Tuesday, July 19, 2011

Hangshou #2

West Lake about 8:00 a.m.


July 1
Sitting in a lakeside cafe in Hangzhou drinking white tea and sweating. Trying to see the colors of the water. Is it a little pink, inside the blue-gray? Maybe a different brush would help with the willows...can't find the groove. 
Tea plantation
We went to the  Lingyin.temple yesterday, passing tea fields of green green green pompoms covering the hillsides. At the site, there was the usual long runup of tourist shops selling...silk underwear, umbrellas, toys, batteries, but no postcards.

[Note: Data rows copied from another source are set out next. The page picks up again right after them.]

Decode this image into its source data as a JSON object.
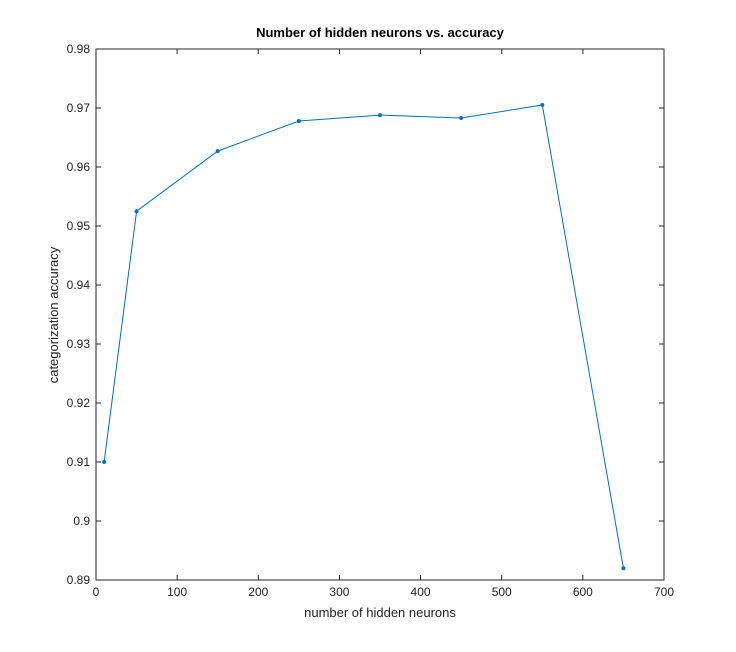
{
  "chart_data": {
    "type": "line",
    "title": "Number of hidden neurons vs. accuracy",
    "xlabel": "number of hidden neurons",
    "ylabel": "categorization accuracy",
    "xlim": [
      0,
      700
    ],
    "ylim": [
      0.89,
      0.98
    ],
    "x_ticks": [
      "0",
      "100",
      "200",
      "300",
      "400",
      "500",
      "600",
      "700"
    ],
    "y_ticks": [
      "0.89",
      "0.9",
      "0.91",
      "0.92",
      "0.93",
      "0.94",
      "0.95",
      "0.96",
      "0.97",
      "0.98"
    ],
    "grid": false,
    "legend": "none",
    "series": [
      {
        "x": [
          10,
          50,
          150,
          250,
          350,
          450,
          550,
          650
        ],
        "y": [
          0.91,
          0.9525,
          0.9627,
          0.9678,
          0.9688,
          0.9683,
          0.9705,
          0.892
        ],
        "color": "#0072bd",
        "marker": "point"
      }
    ]
  }
}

We took a funicular up the mountain to the temple-- and sensational views all around in the muted Hangzhou palette. And it was wonderfully fragrant. The temple was OK, with many statues and chanting monks (or were they? One was yawning... saw then filing to the bus stop later.) The camera battery gave out so no pics of Jacob and I at the summit. There were thumb-sized golden dragonflies all over the top of the mountain, levitating around the temple courtyard despite no obvious water. Drones? On the walk down, there were distinct strata of insect sounds: near the top, cicadas; in the middle, something making a sound so loud and abrupt it sounded like ducks quacking, though we never found out what it was-- then all of a sudden we were below them. Then, crickets. Along the way, we found a gorgeous iridescent deep blue thumb-sized beetle on the ground.
At the bottom of the mountain there were caves and grottoes covered with dozens or hundreds of carvings in every nook and cranny, mostly bas reliefs iterations of the Buddha, done by different hands over the years. In one place, there was a row of them, each done in a different style in the same sitting facing the camera pose, looking a bit like the last supper. In others, there were inscriptions. It is amazing that in this one tiny place, over centuries, people converged to make these carvings; in another they built gold mines; in another, cities. This place seemed so isolated even though it showed the hand of man over many years, each  sculptor with his own history.

We met a Chinese guy who loved American basketball who wanted to spend the evening with us-- or with Jacob. For all his intolerance of 'boring people', Jacob spent a lot of time on this affable guy, practicing his Chinese.
cat's ear pasta
We looked for a particular restaurant on the causeway. The causeway turned out to be a long walk along the lake, a park dotted with various features; one was called 'Red Carp Lake', and we could hear the carp plashing in the twilight.  At night it is as lovely as in the daytime, velvety dark with satiny highlights and reflections. Though the restaurant we were looking for was closed by the time we got there, we found another and had a large Hangzhou cuisine meal including cat-ear pasta (named after their shape only) and the famous vinegar trout, to my taste overrated.


Jacob and I spent time sipping tea at a lakeside cafe talking and me painting. We touched on China vs America, on each of our goals. Jacob said what I know: that I should take a step back and think about what I really want to do. I have more restrictions (location, salary and benefits, we have different ends of age issues) than he, but still choices. I may need some help me to completely think outside the box.